English-language physics textbooks (before the mid-1970's) tend to give the impression that everyone had agreed that black holes couldn't radiate. It was supposed to be mathematically proved. Done deal.
But there's a slight geographical cultural bias. Not all countries' research communities adopted the idea of the perfectly-non-radiating black hole with the same enthusiasm. The French theoretical physics community in particular seemed not to like black holes very much at all.
And this was probably at least partly because in French, the term for "black hole" – "Trous Noir" – is slang for "anus".
Now, imagine what that must do to a serious talk on black hole theory delivered in French. To have to give a 45-minute lecture on how things that disappear into a black hole can't be retrieved, including topics like the proof that that "black holes have no hair", and its relationship to the hairy ball theorem. How the heck do you teach this subject without your students snickering?
So the French approach circa 1960 seemed to be to hunker down and wait for the new fashion to blow itself out (err...), after which normality could be restored. And it happened. The Wheeler black hole got assassinated by Stephen Hawking in the 1970's with his presentation on Hawking radiation.

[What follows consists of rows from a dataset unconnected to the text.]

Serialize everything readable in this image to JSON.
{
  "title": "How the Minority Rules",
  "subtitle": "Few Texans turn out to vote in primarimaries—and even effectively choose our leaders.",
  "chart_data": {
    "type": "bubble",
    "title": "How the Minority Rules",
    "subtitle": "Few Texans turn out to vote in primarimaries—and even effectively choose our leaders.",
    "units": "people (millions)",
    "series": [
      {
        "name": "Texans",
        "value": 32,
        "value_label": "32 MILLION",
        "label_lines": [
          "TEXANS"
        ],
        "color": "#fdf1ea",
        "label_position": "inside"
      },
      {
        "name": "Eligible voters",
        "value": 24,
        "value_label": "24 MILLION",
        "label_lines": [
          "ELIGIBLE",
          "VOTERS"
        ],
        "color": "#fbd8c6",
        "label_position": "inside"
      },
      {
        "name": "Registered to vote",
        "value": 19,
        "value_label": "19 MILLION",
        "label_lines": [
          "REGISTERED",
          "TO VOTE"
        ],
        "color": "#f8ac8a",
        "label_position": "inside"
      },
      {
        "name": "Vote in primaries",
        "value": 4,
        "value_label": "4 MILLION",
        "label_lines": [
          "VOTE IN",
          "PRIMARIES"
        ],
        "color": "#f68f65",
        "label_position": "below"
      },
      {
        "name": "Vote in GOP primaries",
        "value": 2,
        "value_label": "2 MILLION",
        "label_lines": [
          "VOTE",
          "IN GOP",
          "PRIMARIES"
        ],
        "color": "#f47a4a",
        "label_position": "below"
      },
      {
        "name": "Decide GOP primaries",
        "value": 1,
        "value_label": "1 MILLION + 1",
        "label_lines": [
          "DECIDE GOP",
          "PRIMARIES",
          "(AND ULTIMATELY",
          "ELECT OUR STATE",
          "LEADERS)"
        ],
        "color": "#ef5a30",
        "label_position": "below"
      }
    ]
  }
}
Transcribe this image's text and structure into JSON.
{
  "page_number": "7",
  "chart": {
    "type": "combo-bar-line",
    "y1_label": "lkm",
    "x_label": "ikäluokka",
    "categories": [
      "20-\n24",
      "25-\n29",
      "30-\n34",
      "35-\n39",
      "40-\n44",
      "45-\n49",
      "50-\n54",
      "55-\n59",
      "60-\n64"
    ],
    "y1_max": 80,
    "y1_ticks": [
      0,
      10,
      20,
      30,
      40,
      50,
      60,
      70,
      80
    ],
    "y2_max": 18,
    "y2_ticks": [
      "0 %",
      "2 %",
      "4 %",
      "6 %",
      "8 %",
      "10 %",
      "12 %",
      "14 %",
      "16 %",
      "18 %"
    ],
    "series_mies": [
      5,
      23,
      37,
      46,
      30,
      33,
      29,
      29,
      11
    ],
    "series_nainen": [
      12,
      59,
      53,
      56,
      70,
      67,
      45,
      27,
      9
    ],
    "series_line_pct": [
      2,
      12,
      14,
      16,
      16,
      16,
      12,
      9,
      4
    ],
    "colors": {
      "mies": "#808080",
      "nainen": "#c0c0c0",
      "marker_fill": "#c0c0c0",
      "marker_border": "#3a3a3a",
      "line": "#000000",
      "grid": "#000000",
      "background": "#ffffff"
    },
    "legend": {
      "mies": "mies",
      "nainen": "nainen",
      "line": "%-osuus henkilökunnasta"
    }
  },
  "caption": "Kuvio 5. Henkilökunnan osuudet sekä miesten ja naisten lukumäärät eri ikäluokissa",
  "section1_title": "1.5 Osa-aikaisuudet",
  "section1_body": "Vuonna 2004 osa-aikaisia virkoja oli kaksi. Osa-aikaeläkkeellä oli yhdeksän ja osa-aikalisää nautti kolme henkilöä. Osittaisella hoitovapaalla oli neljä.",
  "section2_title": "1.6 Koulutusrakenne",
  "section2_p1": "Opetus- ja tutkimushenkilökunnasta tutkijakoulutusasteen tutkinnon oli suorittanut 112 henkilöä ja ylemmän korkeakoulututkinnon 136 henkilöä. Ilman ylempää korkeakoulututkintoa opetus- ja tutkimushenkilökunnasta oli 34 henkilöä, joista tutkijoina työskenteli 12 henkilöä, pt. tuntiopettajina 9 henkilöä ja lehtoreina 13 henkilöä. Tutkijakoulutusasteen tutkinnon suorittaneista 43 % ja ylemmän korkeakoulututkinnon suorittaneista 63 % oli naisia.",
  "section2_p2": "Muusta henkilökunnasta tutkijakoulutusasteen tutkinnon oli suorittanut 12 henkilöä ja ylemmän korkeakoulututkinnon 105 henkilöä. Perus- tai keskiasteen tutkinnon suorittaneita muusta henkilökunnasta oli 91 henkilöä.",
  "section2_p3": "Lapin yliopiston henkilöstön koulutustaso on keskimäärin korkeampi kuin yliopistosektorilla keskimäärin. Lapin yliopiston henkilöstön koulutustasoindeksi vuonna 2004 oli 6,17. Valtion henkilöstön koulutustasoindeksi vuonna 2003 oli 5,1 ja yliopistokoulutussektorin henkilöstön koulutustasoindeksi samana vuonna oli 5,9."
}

But the English-speaking physics community kept using the term "black hole", even though technically, horizon-bounded objects under QM were now known NOT to be black holes in the Wheeler sense of the word. They weren't black, or holes. Maybe we kept the phrase because we didn't want to admit we'd screwed up, maybe we kept it because of the historical habit of physicists to completely ignore the literal meanings of words when it suits them, and maybe ... we simply liked upsetting the French.
Thanks to Hawking radiation, if you teach black hole theory in French you now have the unenviable job of addressing a room full of students on the subject of black hole emissions, and hoping that nobody thinks its funny to start making quiet comedic fart noises at comically appropriate moments.
Perhaps the smart thing to do is to take this opportunity to come up with a whole new name for a "QM black hole". Call it something like an "Etoile Hawking" (a "Hawking Star"). It's two extra syllables, but it solves the problem.